This week’s installment of “Our Back Pages” was originally printed in The Reader 17.
I was going to include a much more serious and dour-minded example of a review , until reading Brian Nellist’s ‘Ask the Reader’ in the upcoming issue of The Reader, where he talks about Bertie Wooster with great affection. So here’s David Leyland’s review of Robert McCrum’s biography of Wodehouse.
A Plum Not Ripe For the Picking
Robert McCrum, Wodehouse: A Life
London: Viking, 2004
ISBN 0-670-89692-6, £20
In these heathenish times, it is reassuring to recollect an era when ‘comedy’ meant something more sophisticated than Little Britain. Humour once had the panache of a pair of plus fours, and wit was not synonymous with feeble caricatures of the least privileged or banal catchphrases repeated until they become seared into a public’s consciousness. There were halcyon days of British comedy: days when our comedy was a little special.
Sometimes, however, it is hard to remember that British comedy is also the story of British comedy writing. After the sublime genius of Chaplin, who embodied the two skills so utterly, comedy became a matter of the actor and the script in distinct separation. There were occasional exceptions to the rule, ranging from Noel Coward to the Pythons, but it was usually the performers that reaped the glory and retained the public’s affection at the expense of the writer. All of which is apposite when one considers the publication of Robert McCrum’s biography of P.G. Wodehouse last year. In Wodehouse: A Life, McCrum reminds us that Britain’s greatest humorist (Plum to his friends and ‘The Master’ to his admirers) was himself overshadowed by a performer. That performer was a certain Pelham Grenville Wodehouse, and the performances of note were radio broadcasts made from Nazi-occupied Berlin in 1941.
Although Wodehouse was worldly in the sense that he made homes in England, America, and France, he was less so when it came to understanding the workings of that world. Living in Le Touquet at the beginning of May 1940, Wodehouse fatefully miscalculated the course of events and was trapped by the German war machine. After trying to live oblivious to the occupation, he was swept up by events and subsequently imprisoned, taken to an internment camp, and then on to Berlin from where he was persuaded to make the five, now notorious, non-political broadcasts. He was finally liberated in Paris, when the allies entered the city on 25 August 1944.

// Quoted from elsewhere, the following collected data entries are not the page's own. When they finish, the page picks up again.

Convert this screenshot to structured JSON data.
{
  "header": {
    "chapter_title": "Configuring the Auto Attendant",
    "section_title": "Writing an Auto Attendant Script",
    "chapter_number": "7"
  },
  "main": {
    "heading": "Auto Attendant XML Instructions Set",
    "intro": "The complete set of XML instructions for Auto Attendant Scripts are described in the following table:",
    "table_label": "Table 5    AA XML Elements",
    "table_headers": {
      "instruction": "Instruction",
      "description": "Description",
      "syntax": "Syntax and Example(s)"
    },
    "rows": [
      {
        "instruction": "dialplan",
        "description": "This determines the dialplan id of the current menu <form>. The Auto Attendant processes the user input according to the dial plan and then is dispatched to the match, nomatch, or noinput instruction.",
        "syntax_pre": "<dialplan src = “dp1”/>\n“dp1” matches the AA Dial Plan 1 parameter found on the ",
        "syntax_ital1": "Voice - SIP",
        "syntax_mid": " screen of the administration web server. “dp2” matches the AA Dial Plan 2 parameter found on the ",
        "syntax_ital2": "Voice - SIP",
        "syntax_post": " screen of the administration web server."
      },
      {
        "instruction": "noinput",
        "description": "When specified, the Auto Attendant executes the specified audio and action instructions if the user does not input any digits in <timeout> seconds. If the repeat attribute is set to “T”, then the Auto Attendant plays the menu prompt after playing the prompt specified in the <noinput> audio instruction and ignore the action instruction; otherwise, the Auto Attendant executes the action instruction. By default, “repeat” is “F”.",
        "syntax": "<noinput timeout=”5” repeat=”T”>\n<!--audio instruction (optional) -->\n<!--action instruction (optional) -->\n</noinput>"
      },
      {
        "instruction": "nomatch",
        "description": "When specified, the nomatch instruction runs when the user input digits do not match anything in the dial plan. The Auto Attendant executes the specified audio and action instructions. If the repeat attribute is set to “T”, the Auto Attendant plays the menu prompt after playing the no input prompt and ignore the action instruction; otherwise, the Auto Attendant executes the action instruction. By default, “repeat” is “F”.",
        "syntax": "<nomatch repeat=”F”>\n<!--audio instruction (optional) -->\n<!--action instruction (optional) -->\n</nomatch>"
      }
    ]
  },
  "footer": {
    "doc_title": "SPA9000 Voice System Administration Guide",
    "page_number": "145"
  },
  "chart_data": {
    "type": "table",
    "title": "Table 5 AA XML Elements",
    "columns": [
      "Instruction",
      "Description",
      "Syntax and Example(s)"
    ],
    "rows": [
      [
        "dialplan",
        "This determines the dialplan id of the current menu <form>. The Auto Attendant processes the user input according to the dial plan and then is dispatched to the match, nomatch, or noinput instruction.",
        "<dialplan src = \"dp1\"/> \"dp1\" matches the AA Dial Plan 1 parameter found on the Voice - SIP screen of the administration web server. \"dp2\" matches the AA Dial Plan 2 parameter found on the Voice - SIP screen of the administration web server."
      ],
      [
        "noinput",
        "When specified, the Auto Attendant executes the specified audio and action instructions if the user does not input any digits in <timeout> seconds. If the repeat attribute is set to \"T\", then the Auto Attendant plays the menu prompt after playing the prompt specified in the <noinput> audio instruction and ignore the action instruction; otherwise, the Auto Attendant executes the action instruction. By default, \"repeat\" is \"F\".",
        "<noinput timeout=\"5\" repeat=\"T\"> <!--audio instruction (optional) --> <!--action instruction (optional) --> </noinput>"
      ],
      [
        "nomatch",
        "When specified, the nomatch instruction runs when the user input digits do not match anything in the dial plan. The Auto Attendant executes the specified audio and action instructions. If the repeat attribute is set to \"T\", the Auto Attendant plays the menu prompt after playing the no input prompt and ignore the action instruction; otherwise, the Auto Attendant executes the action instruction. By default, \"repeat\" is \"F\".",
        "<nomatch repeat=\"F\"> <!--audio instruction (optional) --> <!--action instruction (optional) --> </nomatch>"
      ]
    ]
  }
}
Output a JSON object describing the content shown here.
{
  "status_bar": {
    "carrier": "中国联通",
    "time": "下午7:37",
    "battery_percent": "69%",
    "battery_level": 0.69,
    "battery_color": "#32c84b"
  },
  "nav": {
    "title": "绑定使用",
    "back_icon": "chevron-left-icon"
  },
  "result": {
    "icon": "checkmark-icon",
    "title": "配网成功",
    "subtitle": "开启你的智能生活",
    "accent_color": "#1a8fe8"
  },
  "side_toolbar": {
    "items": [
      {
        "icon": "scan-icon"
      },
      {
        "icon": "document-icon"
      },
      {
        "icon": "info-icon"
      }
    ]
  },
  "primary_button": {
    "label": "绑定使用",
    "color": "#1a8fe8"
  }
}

Although one of the more dramatic events in Wodehouse’s life, the ‘German problem’ might still be thought of as being of incidental note to any Wodehouse biographer. It occurred well into Wodehouse’s adulthood and had no bearing on his work. Even when charges of treachery were levelled at him, they brought out significant defenders. When the Allies took Paris, a young MI6 officer had been given charge of Wodehouse’s case. That officer was Malcolm Muggeridge who, after being initially indifferent to Wodehouse, became a close friend and dismissed Plum’s problems as stemming from his being ‘a-worldly; a born neutral’. More famously, George Orwell picked apart what he saw as the ‘out-of-dateness’ of his hero’s novels, and went on to argue that the ‘wretched’ Wodehouse had simply ‘remain[ed] mentally in the Edwardian age’. Wodehouse himself admitted that he’d developed little after the age of eighteen, and he was still penning adventures of the high Edwardian, Bertie Wooster, into the decade of the hippies and beyond. By then, even the British establishment had forgiven him. Wodehouse received a knighthood in 1975, in the same New Year honours list in which Britain also acknowledged another of its wayward sons, Charles Chaplin.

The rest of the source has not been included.